The final level of the Productivity Pyramid is Spiritual Capacity.
I know. That word, spiritual, tends to set some academics off, putting deflector shields on high alert: What do you mean by spiritual? Do you mean I have to have a religious practice?
That’s not what Schwartz and Loeher are talking about, at all. Building Spiritual Capacity in their paradigm means making sure that you are connected to your own personal values and your purpose.
Now there’s something to consider: What are your core values, first of all? You actually have to sit down and figure those out, and that takes some doing!
Once you have a sense of what they are, can you articulate them to yourself and others?
And then, you have to figure out if or how they are embedded in the work you do.
Why does Spiritual Capacity matter for productivity?

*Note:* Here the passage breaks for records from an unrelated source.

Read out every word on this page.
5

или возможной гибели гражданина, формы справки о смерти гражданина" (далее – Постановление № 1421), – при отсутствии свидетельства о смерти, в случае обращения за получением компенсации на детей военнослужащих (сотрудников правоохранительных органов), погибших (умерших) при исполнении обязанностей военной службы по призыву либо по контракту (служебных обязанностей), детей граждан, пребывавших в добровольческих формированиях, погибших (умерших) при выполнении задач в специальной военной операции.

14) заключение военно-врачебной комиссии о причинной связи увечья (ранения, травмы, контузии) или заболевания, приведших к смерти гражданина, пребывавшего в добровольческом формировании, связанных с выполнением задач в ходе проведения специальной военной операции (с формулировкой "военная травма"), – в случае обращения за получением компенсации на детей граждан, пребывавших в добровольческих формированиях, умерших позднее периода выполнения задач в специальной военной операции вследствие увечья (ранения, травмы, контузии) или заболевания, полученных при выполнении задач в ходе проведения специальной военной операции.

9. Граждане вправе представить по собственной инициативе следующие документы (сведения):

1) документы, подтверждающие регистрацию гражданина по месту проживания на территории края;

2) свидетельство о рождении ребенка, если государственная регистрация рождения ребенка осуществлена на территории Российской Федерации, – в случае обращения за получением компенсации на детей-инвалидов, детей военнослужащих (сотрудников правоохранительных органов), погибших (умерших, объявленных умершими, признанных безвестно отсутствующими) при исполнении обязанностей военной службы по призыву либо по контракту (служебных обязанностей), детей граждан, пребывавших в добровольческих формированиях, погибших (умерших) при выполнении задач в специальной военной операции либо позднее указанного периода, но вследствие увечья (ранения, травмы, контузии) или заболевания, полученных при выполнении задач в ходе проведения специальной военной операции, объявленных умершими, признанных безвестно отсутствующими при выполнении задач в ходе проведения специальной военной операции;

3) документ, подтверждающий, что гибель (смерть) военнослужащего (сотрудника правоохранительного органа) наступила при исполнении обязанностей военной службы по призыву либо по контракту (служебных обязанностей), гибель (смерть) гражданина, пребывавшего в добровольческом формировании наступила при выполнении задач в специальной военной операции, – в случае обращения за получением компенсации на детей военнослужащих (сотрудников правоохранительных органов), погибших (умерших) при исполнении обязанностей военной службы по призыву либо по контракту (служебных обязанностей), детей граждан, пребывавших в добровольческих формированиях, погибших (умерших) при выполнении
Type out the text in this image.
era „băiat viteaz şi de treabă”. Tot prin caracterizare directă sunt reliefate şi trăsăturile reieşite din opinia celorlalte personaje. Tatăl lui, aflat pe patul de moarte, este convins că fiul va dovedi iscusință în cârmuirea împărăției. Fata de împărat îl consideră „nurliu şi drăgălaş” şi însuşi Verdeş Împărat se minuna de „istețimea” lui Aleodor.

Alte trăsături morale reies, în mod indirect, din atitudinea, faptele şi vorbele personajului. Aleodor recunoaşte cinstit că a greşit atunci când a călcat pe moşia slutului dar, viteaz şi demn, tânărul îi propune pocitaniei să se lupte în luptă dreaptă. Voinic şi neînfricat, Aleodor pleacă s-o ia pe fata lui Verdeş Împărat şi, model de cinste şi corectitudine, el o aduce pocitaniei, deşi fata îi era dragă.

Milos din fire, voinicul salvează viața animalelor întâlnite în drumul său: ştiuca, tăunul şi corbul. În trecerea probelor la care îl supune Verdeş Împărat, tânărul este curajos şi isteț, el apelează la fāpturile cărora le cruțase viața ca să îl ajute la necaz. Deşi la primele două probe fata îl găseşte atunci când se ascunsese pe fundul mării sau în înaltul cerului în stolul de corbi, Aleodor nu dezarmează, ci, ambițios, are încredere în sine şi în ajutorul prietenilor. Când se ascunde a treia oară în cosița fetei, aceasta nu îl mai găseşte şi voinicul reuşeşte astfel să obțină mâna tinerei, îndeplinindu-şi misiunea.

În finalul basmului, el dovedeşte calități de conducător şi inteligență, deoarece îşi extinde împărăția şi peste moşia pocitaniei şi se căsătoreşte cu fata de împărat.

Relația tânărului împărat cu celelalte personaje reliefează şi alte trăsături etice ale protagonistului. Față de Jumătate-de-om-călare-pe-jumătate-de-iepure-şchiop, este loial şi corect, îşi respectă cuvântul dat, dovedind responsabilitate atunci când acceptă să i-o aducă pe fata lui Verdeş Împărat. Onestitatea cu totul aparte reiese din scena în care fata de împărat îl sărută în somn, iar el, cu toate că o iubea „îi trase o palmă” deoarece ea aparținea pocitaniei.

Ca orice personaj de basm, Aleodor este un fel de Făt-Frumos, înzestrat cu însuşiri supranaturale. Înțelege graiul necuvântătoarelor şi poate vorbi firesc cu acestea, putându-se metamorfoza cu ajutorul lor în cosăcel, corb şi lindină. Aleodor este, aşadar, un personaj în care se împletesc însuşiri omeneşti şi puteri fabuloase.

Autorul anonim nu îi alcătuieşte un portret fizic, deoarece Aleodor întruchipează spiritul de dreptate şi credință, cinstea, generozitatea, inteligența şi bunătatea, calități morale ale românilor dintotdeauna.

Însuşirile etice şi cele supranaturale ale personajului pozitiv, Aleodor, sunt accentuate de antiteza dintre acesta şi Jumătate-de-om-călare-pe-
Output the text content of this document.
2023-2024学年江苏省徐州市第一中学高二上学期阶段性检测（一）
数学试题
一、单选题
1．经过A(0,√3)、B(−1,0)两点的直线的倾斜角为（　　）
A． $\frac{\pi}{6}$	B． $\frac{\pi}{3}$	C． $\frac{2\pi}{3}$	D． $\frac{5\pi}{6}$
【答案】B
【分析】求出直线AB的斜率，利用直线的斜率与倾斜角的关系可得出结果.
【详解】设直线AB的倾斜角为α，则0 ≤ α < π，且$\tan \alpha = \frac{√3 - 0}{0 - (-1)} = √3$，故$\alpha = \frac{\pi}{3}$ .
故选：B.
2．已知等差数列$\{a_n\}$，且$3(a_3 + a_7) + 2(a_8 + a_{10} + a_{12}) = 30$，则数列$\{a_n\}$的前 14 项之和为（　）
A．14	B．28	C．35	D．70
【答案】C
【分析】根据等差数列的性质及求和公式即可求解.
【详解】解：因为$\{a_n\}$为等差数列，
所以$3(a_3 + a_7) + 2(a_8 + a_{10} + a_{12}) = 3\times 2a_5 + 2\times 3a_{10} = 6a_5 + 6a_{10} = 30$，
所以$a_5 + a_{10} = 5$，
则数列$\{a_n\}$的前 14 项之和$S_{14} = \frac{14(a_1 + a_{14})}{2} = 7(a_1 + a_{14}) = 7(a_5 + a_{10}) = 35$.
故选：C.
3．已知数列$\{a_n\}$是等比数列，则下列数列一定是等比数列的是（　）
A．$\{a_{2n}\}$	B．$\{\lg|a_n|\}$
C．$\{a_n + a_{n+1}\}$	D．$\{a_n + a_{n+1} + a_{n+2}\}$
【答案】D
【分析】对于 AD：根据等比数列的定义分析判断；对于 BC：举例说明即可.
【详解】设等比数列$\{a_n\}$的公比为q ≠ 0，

Because if you feel like what you are doing represents your values, you’ll be more likely to do it.
It’s that simple. And it’s not simple at all! It’s quite deep.
In the rat race of the academic career, it’s easy to lose track of your values and start chasing outcomes in a way that allows you to forget you even have values — beyond just “adding a line to the CV.”
At this point, it should come as no surprise that building Spiritual Capacity (i.e. living by your core values) requires getting off the deadline treadmill and exploring what they are and how you are living them.
A lot of participants in Unstuck build Spiritual Capacity with Morning Pages. Morning Pages is the practice of starting each morning writing three longhand pages of whatever is in your head; it’s drawn from Julia Cameron’s work in “The Artist’s Way.” It works for all creatives, and guess what? Academics are creative.
For others, their practice is meditation, dancing, prayer, art journals, 15 minutes of silence. Anything that allows time to pause, and connect with your internal world unrelated to work, builds Spiritual Capacity.
So one last time, I am challenging you to:
- Devote time to more than the single-minded (literally) cognitive imperative that drives you like a racehorse and wears you down the way a jackhammer breaks up concrete.
- Create rituals to build your physical, emotional and cognitive capacity that create fluid cycles of oscillation between stress and relief.
- Set aside time every day to reflect, allowing your values to rise over and over to the forefront of your motivation.